For our inaugural issue — Women, Money, & Power — we are thrilled to have collaborated with powerhouse women at the helm of financial services, FinTech, and cryptocurrency. Women like the inimitable Sallie Krawcheck, whose refreshing and unforeseen candor about her history in banking and the future of financial feminism is deeply illuminating. She didn’t shy away from the personal, either. From panic attacks to prenups to navigating the role of being the breadwinner, it’s easy to see why her unabashed approach to work, life, and love lends itself to her overwhelming success.
Among the most thought-provoking pieces was Alyse Killeen’s examination of the ways in which cryptocurrency “favors the understanding and contribution of women.” Her take on collaboration as a hallmark of crypto also drew my attention to the symbiotic nature of this new currency and the resistance. It doesn’t feel accidental that the intersectional, decentralized, and democratic approach of bitcoin mirrors the movement. If anything, it made me appreciate its possibilities even more.
The Helm Managing Partner, Erin Shipley, took a deep dive into the new technologies, trends, and companies that are shaping our financial future with her column, Tech of the Town. Writer Ashley Ford, historian Alexis Coe, and illustrator Alessandra Genualdo lent a cultural perspective to the theme: Ashley through a touching money story, which ponders how the effects of how her family’s complicated relationship with money shaped her own; and Alexis and Alessandra via a historical timeline that spotlights the oft-overlooked heroines who furthered economic equality — and shows us just how much further we have to go.
To that end, the timeliness of this issue and The Helm at large cannot be underestimated. Money is power. And in order for women to accelerate progress across all areas of our lives, we must be willing to examine our own discomfort with both. I am, for example, particularly aware of the gendered nature of altruism. Why are we so eager to give but reticent to invest? Financial feminism, for us, isn’t just about purchasing power, or financial literacy, or pay equity — though each of these things is critical; it’s about architecting the future we want by investing in the companies that are going to get us there.

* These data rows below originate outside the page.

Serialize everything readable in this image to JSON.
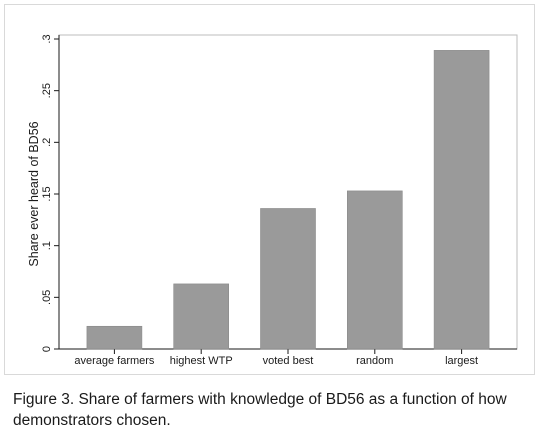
{
  "chart_data": {
    "type": "bar",
    "title": "",
    "xlabel": "",
    "ylabel": "Share ever heard of BD56",
    "categories": [
      "average farmers",
      "highest WTP",
      "voted best",
      "random",
      "largest"
    ],
    "values": [
      0.022,
      0.063,
      0.136,
      0.153,
      0.289
    ],
    "ylim": [
      0,
      0.3
    ],
    "yticks": [
      0,
      0.05,
      0.1,
      0.15,
      0.2,
      0.25,
      0.3
    ],
    "ytick_labels": [
      "0",
      ".05",
      ".1",
      ".15",
      ".2",
      ".25",
      ".3"
    ],
    "grid": false,
    "legend": "none",
    "bar_color": "#9a9a9a"
  },
  "caption": "Figure 3. Share of farmers with knowledge of BD56 as a function of how demonstrators chosen."
}
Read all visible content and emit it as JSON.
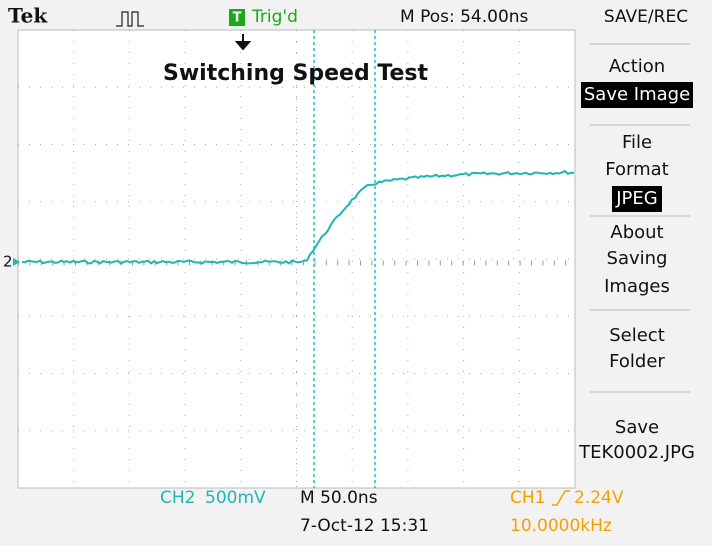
{
  "header": {
    "brand": "Tek",
    "trigger_badge": "T",
    "trigger_status": "Trig'd",
    "position": "M Pos: 54.00ns",
    "menu_title": "SAVE/REC"
  },
  "screen": {
    "title": "Switching Speed Test",
    "channel_marker": "2"
  },
  "menu": [
    {
      "lines": [
        "Action"
      ],
      "highlight": "Save Image"
    },
    {
      "lines": [
        "File",
        "Format"
      ],
      "highlight": "JPEG"
    },
    {
      "lines": [
        "About",
        "Saving",
        "Images"
      ]
    },
    {
      "lines": [
        "Select",
        "Folder"
      ]
    },
    {
      "lines": [
        "Save",
        "TEK0002.JPG"
      ]
    }
  ],
  "footer": {
    "ch2": "CH2",
    "ch2_scale": "500mV",
    "timebase": "M 50.0ns",
    "datetime": "7-Oct-12 15:31",
    "ch1": "CH1",
    "trigger_level": "2.24V",
    "frequency": "10.0000kHz"
  }
}
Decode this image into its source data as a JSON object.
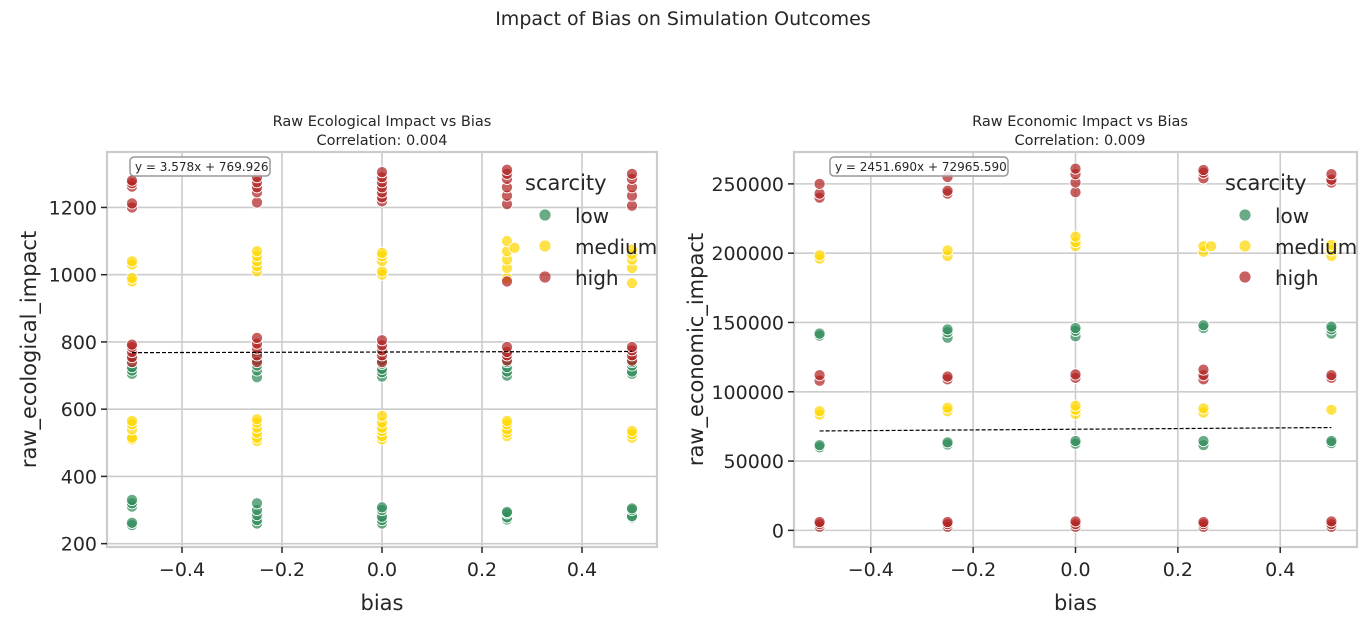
{
  "suptitle": "Impact of Bias on Simulation Outcomes",
  "colors": {
    "low": "#2e8b57",
    "medium": "#ffd700",
    "high": "#b22222",
    "grid": "#cccccc",
    "fit": "#000000"
  },
  "chart_data": [
    {
      "type": "scatter",
      "title": "Raw Ecological Impact vs Bias",
      "subtitle": "Correlation: 0.004",
      "xlabel": "bias",
      "ylabel": "raw_ecological_impact",
      "xlim": [
        -0.55,
        0.55
      ],
      "ylim": [
        190,
        1365
      ],
      "xticks": [
        -0.4,
        -0.2,
        0.0,
        0.2,
        0.4
      ],
      "xtick_labels": [
        "−0.4",
        "−0.2",
        "0.0",
        "0.2",
        "0.4"
      ],
      "yticks": [
        200,
        400,
        600,
        800,
        1000,
        1200
      ],
      "ytick_labels": [
        "200",
        "400",
        "600",
        "800",
        "1000",
        "1200"
      ],
      "grid": true,
      "legend": {
        "title": "scarcity",
        "placement": "top-right",
        "entries": [
          "low",
          "medium",
          "high"
        ]
      },
      "fit": {
        "label": "y = 3.578x + 769.926",
        "slope": 3.578,
        "intercept": 769.926,
        "x_range": [
          -0.5,
          0.5
        ]
      },
      "series": [
        {
          "name": "low",
          "points": [
            [
              -0.5,
              255
            ],
            [
              -0.5,
              262
            ],
            [
              -0.5,
              310
            ],
            [
              -0.5,
              320
            ],
            [
              -0.5,
              330
            ],
            [
              -0.5,
              705
            ],
            [
              -0.5,
              715
            ],
            [
              -0.5,
              725
            ],
            [
              -0.5,
              740
            ],
            [
              -0.5,
              750
            ],
            [
              -0.25,
              260
            ],
            [
              -0.25,
              270
            ],
            [
              -0.25,
              285
            ],
            [
              -0.25,
              300
            ],
            [
              -0.25,
              320
            ],
            [
              -0.25,
              695
            ],
            [
              -0.25,
              715
            ],
            [
              -0.25,
              730
            ],
            [
              -0.25,
              745
            ],
            [
              -0.25,
              760
            ],
            [
              0.0,
              260
            ],
            [
              0.0,
              270
            ],
            [
              0.0,
              280
            ],
            [
              0.0,
              300
            ],
            [
              0.0,
              308
            ],
            [
              0.0,
              697
            ],
            [
              0.0,
              710
            ],
            [
              0.0,
              720
            ],
            [
              0.0,
              735
            ],
            [
              0.0,
              745
            ],
            [
              0.25,
              272
            ],
            [
              0.25,
              278
            ],
            [
              0.25,
              290
            ],
            [
              0.25,
              294
            ],
            [
              0.25,
              700
            ],
            [
              0.25,
              712
            ],
            [
              0.25,
              725
            ],
            [
              0.25,
              740
            ],
            [
              0.5,
              278
            ],
            [
              0.5,
              282
            ],
            [
              0.5,
              300
            ],
            [
              0.5,
              305
            ],
            [
              0.5,
              705
            ],
            [
              0.5,
              712
            ],
            [
              0.5,
              730
            ],
            [
              0.5,
              740
            ]
          ]
        },
        {
          "name": "medium",
          "points": [
            [
              -0.5,
              510
            ],
            [
              -0.5,
              515
            ],
            [
              -0.5,
              540
            ],
            [
              -0.5,
              555
            ],
            [
              -0.5,
              565
            ],
            [
              -0.5,
              980
            ],
            [
              -0.5,
              990
            ],
            [
              -0.5,
              1030
            ],
            [
              -0.5,
              1040
            ],
            [
              -0.25,
              505
            ],
            [
              -0.25,
              515
            ],
            [
              -0.25,
              530
            ],
            [
              -0.25,
              545
            ],
            [
              -0.25,
              560
            ],
            [
              -0.25,
              570
            ],
            [
              -0.25,
              1010
            ],
            [
              -0.25,
              1025
            ],
            [
              -0.25,
              1040
            ],
            [
              -0.25,
              1055
            ],
            [
              -0.25,
              1070
            ],
            [
              0.0,
              510
            ],
            [
              0.0,
              520
            ],
            [
              0.0,
              535
            ],
            [
              0.0,
              545
            ],
            [
              0.0,
              560
            ],
            [
              0.0,
              580
            ],
            [
              0.0,
              1000
            ],
            [
              0.0,
              1010
            ],
            [
              0.0,
              1040
            ],
            [
              0.0,
              1055
            ],
            [
              0.0,
              1065
            ],
            [
              0.25,
              520
            ],
            [
              0.25,
              530
            ],
            [
              0.25,
              540
            ],
            [
              0.25,
              555
            ],
            [
              0.25,
              565
            ],
            [
              0.25,
              990
            ],
            [
              0.25,
              1020
            ],
            [
              0.25,
              1045
            ],
            [
              0.25,
              1070
            ],
            [
              0.25,
              1100
            ],
            [
              0.265,
              1080
            ],
            [
              0.5,
              515
            ],
            [
              0.5,
              525
            ],
            [
              0.5,
              535
            ],
            [
              0.5,
              975
            ],
            [
              0.5,
              1020
            ],
            [
              0.5,
              1045
            ],
            [
              0.5,
              1060
            ],
            [
              0.5,
              1075
            ]
          ]
        },
        {
          "name": "high",
          "points": [
            [
              -0.5,
              740
            ],
            [
              -0.5,
              755
            ],
            [
              -0.5,
              770
            ],
            [
              -0.5,
              785
            ],
            [
              -0.5,
              792
            ],
            [
              -0.5,
              1200
            ],
            [
              -0.5,
              1212
            ],
            [
              -0.5,
              1262
            ],
            [
              -0.5,
              1272
            ],
            [
              -0.5,
              1280
            ],
            [
              -0.25,
              740
            ],
            [
              -0.25,
              760
            ],
            [
              -0.25,
              780
            ],
            [
              -0.25,
              795
            ],
            [
              -0.25,
              812
            ],
            [
              -0.25,
              1215
            ],
            [
              -0.25,
              1245
            ],
            [
              -0.25,
              1260
            ],
            [
              -0.25,
              1275
            ],
            [
              -0.25,
              1290
            ],
            [
              0.0,
              740
            ],
            [
              0.0,
              760
            ],
            [
              0.0,
              775
            ],
            [
              0.0,
              790
            ],
            [
              0.0,
              805
            ],
            [
              0.0,
              1218
            ],
            [
              0.0,
              1230
            ],
            [
              0.0,
              1245
            ],
            [
              0.0,
              1260
            ],
            [
              0.0,
              1275
            ],
            [
              0.0,
              1290
            ],
            [
              0.0,
              1305
            ],
            [
              0.25,
              745
            ],
            [
              0.25,
              760
            ],
            [
              0.25,
              770
            ],
            [
              0.25,
              785
            ],
            [
              0.25,
              980
            ],
            [
              0.25,
              1210
            ],
            [
              0.25,
              1235
            ],
            [
              0.25,
              1260
            ],
            [
              0.25,
              1285
            ],
            [
              0.25,
              1300
            ],
            [
              0.25,
              1312
            ],
            [
              0.5,
              745
            ],
            [
              0.5,
              760
            ],
            [
              0.5,
              775
            ],
            [
              0.5,
              785
            ],
            [
              0.5,
              1205
            ],
            [
              0.5,
              1235
            ],
            [
              0.5,
              1260
            ],
            [
              0.5,
              1285
            ],
            [
              0.5,
              1300
            ]
          ]
        }
      ]
    },
    {
      "type": "scatter",
      "title": "Raw Economic Impact vs Bias",
      "subtitle": "Correlation: 0.009",
      "xlabel": "bias",
      "ylabel": "raw_economic_impact",
      "xlim": [
        -0.55,
        0.55
      ],
      "ylim": [
        -12000,
        273000
      ],
      "xticks": [
        -0.4,
        -0.2,
        0.0,
        0.2,
        0.4
      ],
      "xtick_labels": [
        "−0.4",
        "−0.2",
        "0.0",
        "0.2",
        "0.4"
      ],
      "yticks": [
        0,
        50000,
        100000,
        150000,
        200000,
        250000
      ],
      "ytick_labels": [
        "0",
        "50000",
        "100000",
        "150000",
        "200000",
        "250000"
      ],
      "grid": true,
      "legend": {
        "title": "scarcity",
        "placement": "top-right",
        "entries": [
          "low",
          "medium",
          "high"
        ]
      },
      "fit": {
        "label": "y = 2451.690x + 72965.590",
        "slope": 2451.69,
        "intercept": 72965.59,
        "x_range": [
          -0.5,
          0.5
        ]
      },
      "series": [
        {
          "name": "low",
          "points": [
            [
              -0.5,
              60000
            ],
            [
              -0.5,
              61500
            ],
            [
              -0.5,
              140500
            ],
            [
              -0.5,
              142000
            ],
            [
              -0.25,
              62000
            ],
            [
              -0.25,
              63500
            ],
            [
              -0.25,
              139000
            ],
            [
              -0.25,
              143000
            ],
            [
              -0.25,
              145000
            ],
            [
              0.0,
              62500
            ],
            [
              0.0,
              64500
            ],
            [
              0.0,
              140000
            ],
            [
              0.0,
              144000
            ],
            [
              0.0,
              146000
            ],
            [
              0.25,
              61500
            ],
            [
              0.25,
              64500
            ],
            [
              0.25,
              146000
            ],
            [
              0.25,
              148000
            ],
            [
              0.5,
              63000
            ],
            [
              0.5,
              64500
            ],
            [
              0.5,
              142000
            ],
            [
              0.5,
              145000
            ],
            [
              0.5,
              147000
            ]
          ]
        },
        {
          "name": "medium",
          "points": [
            [
              -0.5,
              83500
            ],
            [
              -0.5,
              86000
            ],
            [
              -0.5,
              196000
            ],
            [
              -0.5,
              198500
            ],
            [
              -0.25,
              86000
            ],
            [
              -0.25,
              88500
            ],
            [
              -0.25,
              198000
            ],
            [
              -0.25,
              202000
            ],
            [
              0.0,
              84000
            ],
            [
              0.0,
              87000
            ],
            [
              0.0,
              90000
            ],
            [
              0.0,
              205000
            ],
            [
              0.0,
              208000
            ],
            [
              0.0,
              212000
            ],
            [
              0.25,
              85000
            ],
            [
              0.25,
              88000
            ],
            [
              0.25,
              201000
            ],
            [
              0.25,
              205000
            ],
            [
              0.265,
              205000
            ],
            [
              0.5,
              87000
            ],
            [
              0.5,
              198000
            ],
            [
              0.5,
              202000
            ],
            [
              0.5,
              206000
            ]
          ]
        },
        {
          "name": "high",
          "points": [
            [
              -0.5,
              2500
            ],
            [
              -0.5,
              4500
            ],
            [
              -0.5,
              6000
            ],
            [
              -0.5,
              108000
            ],
            [
              -0.5,
              112000
            ],
            [
              -0.5,
              240000
            ],
            [
              -0.5,
              243000
            ],
            [
              -0.5,
              250000
            ],
            [
              -0.25,
              2500
            ],
            [
              -0.25,
              4500
            ],
            [
              -0.25,
              6000
            ],
            [
              -0.25,
              109000
            ],
            [
              -0.25,
              111000
            ],
            [
              -0.25,
              243000
            ],
            [
              -0.25,
              245000
            ],
            [
              -0.25,
              255000
            ],
            [
              0.0,
              2500
            ],
            [
              0.0,
              4500
            ],
            [
              0.0,
              6500
            ],
            [
              0.0,
              110000
            ],
            [
              0.0,
              112500
            ],
            [
              0.0,
              244000
            ],
            [
              0.0,
              251000
            ],
            [
              0.0,
              257000
            ],
            [
              0.0,
              261000
            ],
            [
              0.25,
              2500
            ],
            [
              0.25,
              4500
            ],
            [
              0.25,
              6000
            ],
            [
              0.25,
              109000
            ],
            [
              0.25,
              112000
            ],
            [
              0.25,
              116000
            ],
            [
              0.25,
              254000
            ],
            [
              0.25,
              258000
            ],
            [
              0.25,
              260000
            ],
            [
              0.5,
              2500
            ],
            [
              0.5,
              4500
            ],
            [
              0.5,
              6500
            ],
            [
              0.5,
              110000
            ],
            [
              0.5,
              112000
            ],
            [
              0.5,
              251000
            ],
            [
              0.5,
              253000
            ],
            [
              0.5,
              257000
            ]
          ]
        }
      ]
    }
  ]
}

Just over 2% of all venture capital goes to female-founded companies. This means that, across industries, 98% of innovation is being driven by men. But what would happen if women decided they were going to take the 14 trillion in assets or the 85% of consumer spending they control domestically and invest even a fraction of that into women-led companies? We believe it would lead to the biggest political, cultural, and social shifts we’ve ever seen.
The time is now to change the way we invest in equality. We need to honor the women who have the courage to lead. We need to invest in them, make them visible, and provide them with the support they require to accomplish their goals.
That’s what we are doing at The Helm. And we invite you to join us.